Most prefer living together with their partners as it does not legally bind you with anyone. They don’t require the institution of marriage to validate the genuinity and sustenance of their relationships. I admire that. This can only be pulled off by the most emotionally secure people. If you got someone who thinks likewise, you should definitely give it a go. Why is marriage necessary to share lives together?
But what attracts me is not any of that. It is the fact that one can be as involved as you want to be if you are not married. You love that person inside out and want to be with him. That’s all you want. For people whose dream ends there, marriage is a huge task. This happens because where I come from, you marry not just the groom,you marry the whole set of family members, relatives and other long, lost relatives who pop in and out of your life, whose names you wont get a chance to learn till the day you die. Expectations will take a toll on you. Obligations will be running at you with a knife at every possible moment and you just can’t escape. It is a vicious cycle. It is not about you and him. It is never about just the two of you and your choices. Just the thought of all of it is exhausting. But hey, that’s just me. My emotional range is that of a teaspoon.

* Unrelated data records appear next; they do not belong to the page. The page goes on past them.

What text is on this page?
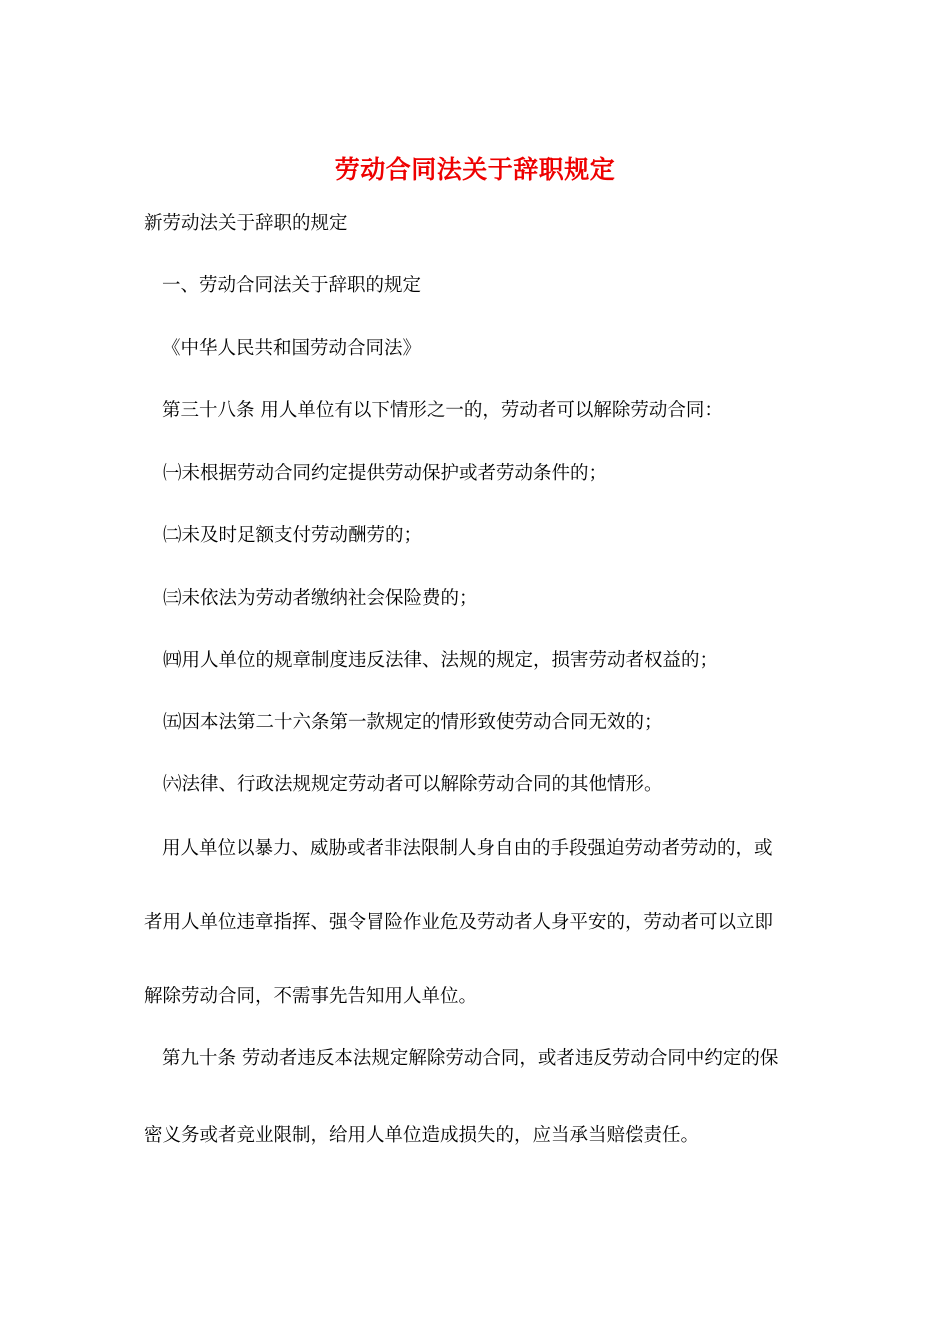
劳动合同法关于辞职规定
新劳动法关于辞职的规定
一、劳动合同法关于辞职的规定
《中华人民共和国劳动合同法》
第三十八条 用人单位有以下情形之一的，劳动者可以解除劳动合同：
㈠未根据劳动合同约定提供劳动保护或者劳动条件的；
㈡未及时足额支付劳动酬劳的；
㈢未依法为劳动者缴纳社会保险费的；
㈣用人单位的规章制度违反法律、法规的规定，损害劳动者权益的；
㈤因本法第二十六条第一款规定的情形致使劳动合同无效的；
㈥法律、行政法规规定劳动者可以解除劳动合同的其他情形。
用人单位以暴力、威胁或者非法限制人身自由的手段强迫劳动者劳动的，或
者用人单位违章指挥、强令冒险作业危及劳动者人身平安的，劳动者可以立即
解除劳动合同，不需事先告知用人单位。
第九十条 劳动者违反本法规定解除劳动合同，或者违反劳动合同中约定的保
密义务或者竞业限制，给用人单位造成损失的，应当承当赔偿责任。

I never wanted to live abroad. I always wanted to visit foreign lands and explore the unknown, but I always wanted to come back home at the end of it all. But now I realise how lucky the people who have gone abroad are. Like I said, since living together is not an option for the weak-hearted, the next best option is to go abroad. That’s again an escape from all of the madness. You can be as involved as you want to be. No one expects you to do anything as you are not here. I understand it is escapism, but, whatever works! It’s all very complicated for a private person who wishes for a private life, for a person who dreams of a small world. It may work well in the western part of the world, but not here.Here I find the quote in Grey’s Anatomy very apt, “The carousel never stops turning…”. Once you are in, you are in. It’s a whirlpool, a rat race.
So the institution of marriage is not everyone’s cup of tea. I dream of the day everyone feels more comfortable taking bolder decisions. I hope to witness the change that’s already brewing here and there. Even if it makes no difference to me, I still hope. I would admire the ones who find the courage to break free from all the societal norms and ancient rules because 90% of the time it is you alone that’s holding yourself back from doing things.
For those who have the spirit of individuality burning stronger than ever, for those who find the courage to define their own rules, I would always be there to cheer them on. I would look at them and hope that someday I too shall break free of the notions and expectations that weigh upon my head.